`hermes gateway restart` on Windows could take the gateway offline with no
replacement. restart() was stop() -> sleep(1.0) -> start(), but the graceful
drain can run up to ~180s while the detached pythonw process stays alive. The
1s sleep let start() run against the still-draining old process; its
"already running" guard then no-opped, and when the old process finally exited
nothing relaunched it.
Two root causes, both fixed:
1. Loose PID detection. `_scan_gateway_pids` and the gateway.status helpers
used substring matches ("... gateway" in cmdline) for lifecycle decisions,
so they false-matched `gateway status`/`dashboard` siblings and unrelated
processes like `python -m tui_gateway`, plus stale gateway.pid records.
Add a shared strict matcher `looks_like_gateway_command_line()` in
gateway/status.py that requires the real `gateway run` subcommand (or the
dedicated entrypoints), and route `_looks_like_gateway_process`,
`_record_looks_like_gateway`, and `_scan_gateway_pids` through it.
2. restart() race.

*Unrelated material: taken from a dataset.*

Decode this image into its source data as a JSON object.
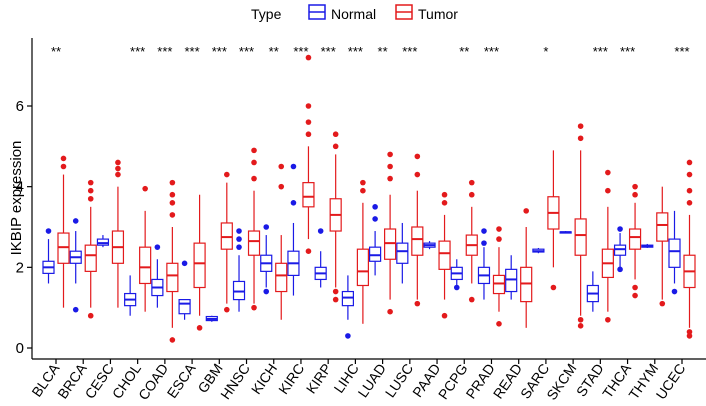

Wait until the gateway is authoritatively gone
(`get_running_pid()` + strict `_gateway_pids()`) before relaunch; force-kill
once if it lingers and raise rather than start a duplicate; verify the
relaunch produced a running gateway and raise loudly if not (no more
exit-0 silent outage).
Scoped to Windows; systemd/launchd restart paths are already drain-aware.
Adds tests/gateway/test_gateway_command_line_matcher.py.